Je vais citer plusieurs exemples, qu'on ne développera pas davantage, pour ensuite répondre à la question de la tolérance des réponses des autres (même si le raisonnement de certains est vraiment très très stupide, je conviens qu'on puisse perdre patience devant un astrologue)>
1) ou l'on croit en Dieu, ou l'on est athée. C'est plus difficile d'être réellement agnostique.
Croire en Dieu = croire en quelque chose de transcendant, donc pas observable quelque soit le degré technologique ou épistémologique de nos outils/connaissances scientifiques. Etre athée, c'est ne pas croire en l'existence d'un Dieu. Mais qu'est-ce qui est le plus absurde, si on y réfléchit bien ?
Si Dieu existe et est transcendant, ce postulat permet en toute logique d'expliquer l'apparition du monde sans trop se poser de questions. Mais c'est une croyance, du fait même qu'il est transcendant et donc ne sera jamais observable scientifiquement.
Si l'on est Athée, par quoi peut-on expliquer l'apparition du monde ? Philosophiquement parlant, ou bien la matière (ou l'information, peut importe, quelque chose, quoi) naît du néant (ce qui est absurde, car si quelque chose naît du néant...c'est que le néant n'était pas tout à fait néant) ou bien l'élément à l'origine de la naissance d'un élément est lui-même né d'un autre élément: ainsi de suite à l'infini (ce qui est absurde pour l'esprit humain aussi, car cela suppose qu'il n'y a aucun commencement. Bien sûr on peut toujours aborder la question de l'univers entropique puis de l'entropie inverse à l'infini, mais l'absurdité reste. Bien sûr souvent les résultats scientifiques sont souvent contre-intuitifs, et si on démontre ça, il faudra l'accepter...mais au fond on se dira "c'était finalement tout aussi absurde que de croire en Dieu", la preuve scientifique deviendra alors une croyance apaisante si on ne réfléchit pas trop, autrement il faudra vivre avec ça. Mais ce n'est pas le sujet, pardon. Je lirais vos autres messages sur les autres sujets car vous avez de l'expérience dans ce domaine).

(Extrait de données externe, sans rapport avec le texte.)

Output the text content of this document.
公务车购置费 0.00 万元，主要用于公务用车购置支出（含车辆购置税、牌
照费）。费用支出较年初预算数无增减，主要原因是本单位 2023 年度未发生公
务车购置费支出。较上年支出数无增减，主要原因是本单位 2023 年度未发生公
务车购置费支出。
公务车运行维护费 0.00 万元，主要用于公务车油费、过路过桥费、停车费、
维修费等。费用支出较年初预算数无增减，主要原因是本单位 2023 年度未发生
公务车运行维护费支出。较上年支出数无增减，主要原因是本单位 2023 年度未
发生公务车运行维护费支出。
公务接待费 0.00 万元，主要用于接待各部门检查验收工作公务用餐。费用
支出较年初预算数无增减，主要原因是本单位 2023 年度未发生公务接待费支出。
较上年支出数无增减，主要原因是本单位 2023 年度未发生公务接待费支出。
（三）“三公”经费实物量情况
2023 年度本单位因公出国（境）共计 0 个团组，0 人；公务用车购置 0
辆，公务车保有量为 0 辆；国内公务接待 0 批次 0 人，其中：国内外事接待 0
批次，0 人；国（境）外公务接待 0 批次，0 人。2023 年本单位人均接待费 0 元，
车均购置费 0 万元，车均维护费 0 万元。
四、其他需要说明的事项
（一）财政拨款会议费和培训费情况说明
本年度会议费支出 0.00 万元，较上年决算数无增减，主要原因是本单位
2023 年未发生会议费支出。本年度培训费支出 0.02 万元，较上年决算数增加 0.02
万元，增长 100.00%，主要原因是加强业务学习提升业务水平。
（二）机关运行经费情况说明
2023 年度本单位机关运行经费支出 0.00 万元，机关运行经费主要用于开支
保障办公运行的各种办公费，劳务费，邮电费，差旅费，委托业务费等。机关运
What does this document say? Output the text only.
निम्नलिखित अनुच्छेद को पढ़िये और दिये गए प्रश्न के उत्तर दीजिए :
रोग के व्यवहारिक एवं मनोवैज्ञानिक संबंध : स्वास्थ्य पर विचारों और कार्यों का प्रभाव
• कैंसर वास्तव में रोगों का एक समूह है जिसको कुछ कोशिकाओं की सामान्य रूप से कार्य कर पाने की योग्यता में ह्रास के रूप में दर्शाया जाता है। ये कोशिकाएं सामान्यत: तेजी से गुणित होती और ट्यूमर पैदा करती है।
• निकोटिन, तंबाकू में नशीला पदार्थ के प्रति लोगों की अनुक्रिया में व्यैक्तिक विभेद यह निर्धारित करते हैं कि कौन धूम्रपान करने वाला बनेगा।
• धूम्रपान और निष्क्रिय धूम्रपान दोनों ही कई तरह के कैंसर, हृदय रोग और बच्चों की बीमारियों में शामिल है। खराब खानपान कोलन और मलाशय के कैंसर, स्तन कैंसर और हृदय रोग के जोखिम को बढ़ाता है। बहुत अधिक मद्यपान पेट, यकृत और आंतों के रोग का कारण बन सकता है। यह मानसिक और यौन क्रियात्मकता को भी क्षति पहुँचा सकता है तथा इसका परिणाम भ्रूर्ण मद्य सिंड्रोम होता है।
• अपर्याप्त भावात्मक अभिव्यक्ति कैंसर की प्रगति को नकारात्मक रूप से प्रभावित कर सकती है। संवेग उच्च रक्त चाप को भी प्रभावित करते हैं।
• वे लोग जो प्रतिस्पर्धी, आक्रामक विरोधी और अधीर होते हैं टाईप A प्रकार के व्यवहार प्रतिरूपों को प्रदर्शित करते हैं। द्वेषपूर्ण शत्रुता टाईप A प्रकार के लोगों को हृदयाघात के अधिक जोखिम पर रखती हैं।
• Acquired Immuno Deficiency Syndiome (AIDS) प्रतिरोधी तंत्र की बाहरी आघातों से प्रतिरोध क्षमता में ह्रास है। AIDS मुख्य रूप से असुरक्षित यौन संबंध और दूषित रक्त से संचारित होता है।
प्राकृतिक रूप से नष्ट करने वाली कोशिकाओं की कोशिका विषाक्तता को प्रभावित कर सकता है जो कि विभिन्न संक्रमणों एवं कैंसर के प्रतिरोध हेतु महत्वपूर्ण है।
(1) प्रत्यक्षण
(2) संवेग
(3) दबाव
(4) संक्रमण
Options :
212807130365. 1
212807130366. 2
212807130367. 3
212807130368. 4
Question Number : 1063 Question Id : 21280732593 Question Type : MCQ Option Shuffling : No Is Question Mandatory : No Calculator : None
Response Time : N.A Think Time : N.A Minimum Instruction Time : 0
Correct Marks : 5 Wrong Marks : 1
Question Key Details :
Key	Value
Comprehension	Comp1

Plusieurs personnes sont alors tentées d'être agnostiques. Mais souvent ce sont des agnostiques à moitié. Philosophiquement parlant elles croient en Dieu (car c'est plus logique, en termes d'arguments logiques, d'admettre un Dieu que la création par le néant ou l'infini) mais scientifiquement, n'ayant aucune preuve (car transcendant) ils sont plus ou moins athées. Dans la vie de tous les jours, on voit très rarement de véritables agnostiques tolérants, tous les autres vont alors se chamailler sur leur croyance/théories, etc> et hop, intolérance des autres, intolérance au lactose, et ainsi de suite...
2)
Libre-arbitre ou déterminisme ? Là encore, d'un point de vue purement philosophique ou scientifique, il y a de quoi dire. Le libre arbitre pur invoque l'apparition d'idées nouvelles ou de "choix" à partir du néant (tout en considérant l'histoire de l'individu), mais cela implique au fond, si ça vient du néant, d'admettre qu'on s'en remet au hasard. Et si notre libre-arbitre s'en remet au hasard...quoi de moins libre ?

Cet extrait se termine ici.